Our first Home is known as the Kithoka Amani Children’s Home (KACH). The strategy is participatory and empowering in that the recipient is called upon to participate in her/his liberation from the challenges she/he is facing. This approach was born from the concern that most care programs for OVCs are based on a welfare approach. A welfare approach basically gives full support to a child without asking for any responsibility on the part of the beneficiary. It is a free handout that causes the recipient to depend on the donor /caregiver/benefactor.

The approach IPI proposes moves the children from a dependency syndrome mode to empowered status where they take responsibility to free themselves from the challenges they face. This is a participatory process for the liberation of their minds to see the opportunities around them and help to make profitable such opportunities.

Orphans and Vulnerable Children Support Program was started in 2003 and has to date supported over 1500 children. We have over 20 who have completed or are pursuing higher education around the world, 40 in middle level colleges and high school and many more in primary school.

IPI is also creating an avenue for the empowerment of women and youth to acquire skills, employment, access development opportunities and build resilience as a means of securing dignity for their lives and that of their families. We are convinced that if homes can be a safe and conducive place for every child; the menace that is of our children growing up in our streets like scavengers will be permanently addressed. The task of ‘rehabilitating’ our homes and caring for orphans at KACH is enormous and can only be achieved through combined efforts of all stakeholders.
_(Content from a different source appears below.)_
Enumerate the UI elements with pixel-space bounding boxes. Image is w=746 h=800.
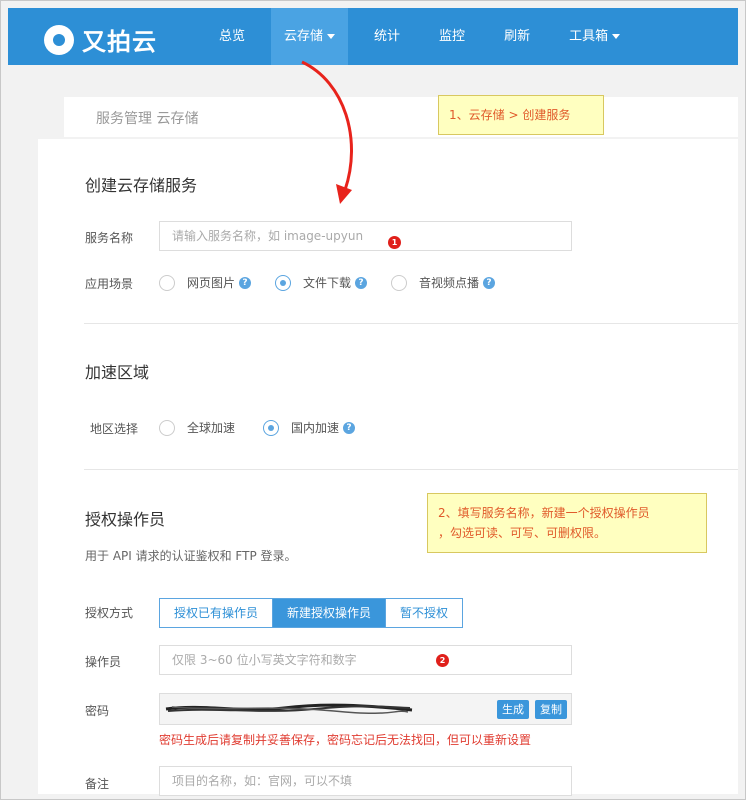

The purpose of this proposal is to appeal to you as a stakeholder in the lives of the children in Meru County, to support us with funds, sponsorships, scholarships or donations to enable us continue giving quality services to the needy children. We are committed to giving them the best education for enterprise and empowerment.

Target

Our goal is to raise 4 million Kshs. specifically for the orphans and vulnerable children’s education fund and upkeep of the children at KACH. Previously we have had support largely from international donors, however, in the spirit of becoming self-reliant, we are more and more looking for support locally. In addition to this target, we have in place mechanisms to raise 10 million Kshs. from our diverse projects such as a jewelry-making; carbro manufacturing; making stabilized soil blocks; farm produce; animal husbandry; weaving; trainings in ICT, tailoring, catering & events management; and hosting volunteers, interns & guests.